ECLI:NL:RVS:2024:745

Raad van State

Datum uitspraak
14 februari 2024
Publicatiedatum
22 februari 2024
Zaaknummer
202103242/1/A3
Instantie
Raad van State
Type
Uitspraak
Rechtsgebied
Bestuursrecht
Procedures
  • Mondelinge uitspraak
Rechters
  • N. Verheij
Vindplaatsen
  • Rechtspraak.nl
AI samenvatting door LexboostAutomatisch gegenereerd

Hoger beroep tegen niet-ontvankelijk verklaring bezwaar minister van Binnenlandse Zaken en Koninkrijksrelaties

In deze zaak gaat het om een hoger beroep van [appellant] tegen de uitspraak van de rechtbank Noord-Nederland van 2 april 2021, waarin het beroep ongegrond werd verklaard. De zaak betreft een e-mail van 1 september 2020, verzonden door de Nationaal Coördinator Groningen (NCG) namens de minister van Binnenlandse Zaken en Koninkrijksrelaties, waarin een samenvatting van een telefoongesprek met [appellant] werd gegeven. De minister verklaarde het bezwaar tegen deze e-mail niet-ontvankelijk bij besluit van 21 september 2020.

[appellant] betoogt in hoger beroep dat de rechtbank ten onrechte heeft geoordeeld dat de e-mail geen besluit is in de zin van artikel 1:3, eerste lid, van de Algemene wet bestuursrecht (Awb). De Afdeling bestuursrechtspraak van de Raad van State bevestigt de uitspraak van de rechtbank en oordeelt dat de e-mail louter informatief is en geen rechtsgevolg heeft. De e-mail wijzigt niets in de rechten en plichten van [appellant] en betreft geen weigering om een besluit te nemen.

Daarnaast heeft [appellant] een verzoek om schadevergoeding ingediend, maar de Afdeling oordeelt dat er geen sprake is van een onrechtmatig besluit, waardoor er geen aanleiding is voor schadevergoeding. Het verzoek om schadevergoeding wordt afgewezen en de minister hoeft geen proceskosten te vergoeden.

Uitspraak

202103242/1/A3.
Datum uitspraak: 14 februari 2024
AFDELING
BESTUURSRECHTSPRAAK
PROCES-VERBAAL van de mondelinge uitspraak (artikel 8:67 van de Algemene wet bestuursrecht (hierna: Awb)) op het hoger beroep van:
[appellanten] (hierna en in enkelvoud: [appellant]), wonend te Groningen,
appellanten,
tegen de uitspraak van de rechtbank Noord­Nederland van 2 april 2021 in zaak nr. 20/3231 in het geding tussen:
[appellanten]
en
de minister van Binnenlandse Zaken en Koninkrijksrelaties.
Openbare zitting gehouden op 14 februari 2024 om 12:00 uur.
Tegenwoordig:
Staatsraad mr.

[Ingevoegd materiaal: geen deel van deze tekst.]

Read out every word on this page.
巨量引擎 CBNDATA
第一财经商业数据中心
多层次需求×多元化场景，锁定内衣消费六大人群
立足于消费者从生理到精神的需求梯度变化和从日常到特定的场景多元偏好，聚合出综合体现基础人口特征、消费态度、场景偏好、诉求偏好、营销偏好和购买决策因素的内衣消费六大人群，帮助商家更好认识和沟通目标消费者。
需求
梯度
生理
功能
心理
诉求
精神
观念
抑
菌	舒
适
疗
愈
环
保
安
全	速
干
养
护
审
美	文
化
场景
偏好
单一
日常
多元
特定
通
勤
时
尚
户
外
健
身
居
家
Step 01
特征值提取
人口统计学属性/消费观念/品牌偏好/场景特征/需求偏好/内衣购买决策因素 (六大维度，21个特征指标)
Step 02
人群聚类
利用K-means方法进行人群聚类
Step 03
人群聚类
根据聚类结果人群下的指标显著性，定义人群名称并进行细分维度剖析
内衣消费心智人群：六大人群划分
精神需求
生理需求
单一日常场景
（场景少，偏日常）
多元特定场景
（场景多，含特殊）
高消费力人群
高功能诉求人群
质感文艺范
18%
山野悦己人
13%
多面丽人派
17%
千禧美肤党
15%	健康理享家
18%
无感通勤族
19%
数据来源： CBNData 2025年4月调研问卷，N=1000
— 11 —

N. Verheij, lid van de enkelvoudige kamer
griffiers: mr. Y. Soffner, mr. drs. C.D. Westerbaan
Verschenen:
[appellanten];
de minister, vertegenwoordigd door mr. T.C.A. Hofman en mr. R.M. Don;
In een e-mail van 1 september 2020 heeft de Nationaal Coördinator Groningen (hierna: NCG) namens de minister een samenvatting gemaakt over het telefoongesprek dat diezelfde dag tussen [appellant] en de NCG was gevoerd. Bij besluit van 21 september 2020 heeft de minister het daartegen gemaakte bezwaar niet-ontvankelijk verklaard. Bij uitspraak van 2 april 2021 heeft de rechtbank het beroep ongegrond verklaard. Het hoger beroep richt zich tegen deze uitspraak. Verder heeft [appellant] een verzoek om schadevergoeding ingediend.
De Afdeling bestuursrechtspraak van de Raad van State:
I.        bevestigt de aangevallen uitspraak;
II.       wijst het verzoek om schadevergoeding af.
Gronden:
1.       Ingevolge artikel 8:1 van de Awb in verbinding met artikel 7:1 van de Awb kan alleen bezwaar worden gemaakt tegen een besluit in de zin van de Awb.
Ingevolge artikel 1:3, eerste lid, van de Awb wordt onder besluit verstaan: een schriftelijke beslissing van een bestuursorgaan, inhoudende een publiekrechtelijke rechtshandeling.
2.       [appellant] betoogt in hoger beroep dat de rechtbank ten onrechte heeft geoordeeld dat de e-mail van 1 september 2020 geen besluit is in de zin van artikel 1:3, eerste lid, van de Awb. Hij voert hiervoor aan dat de e-mail aangemerkt moet worden als een (bewuste) weigering om te beslissen of het niet tijdig beslissen na sommatie. Ook kan de e-mail volgens [appellant] aangemerkt worden als een weigering tot het nemen van een integraal besluit door het Instituut Mijnbouwschade Groningen en de NCG.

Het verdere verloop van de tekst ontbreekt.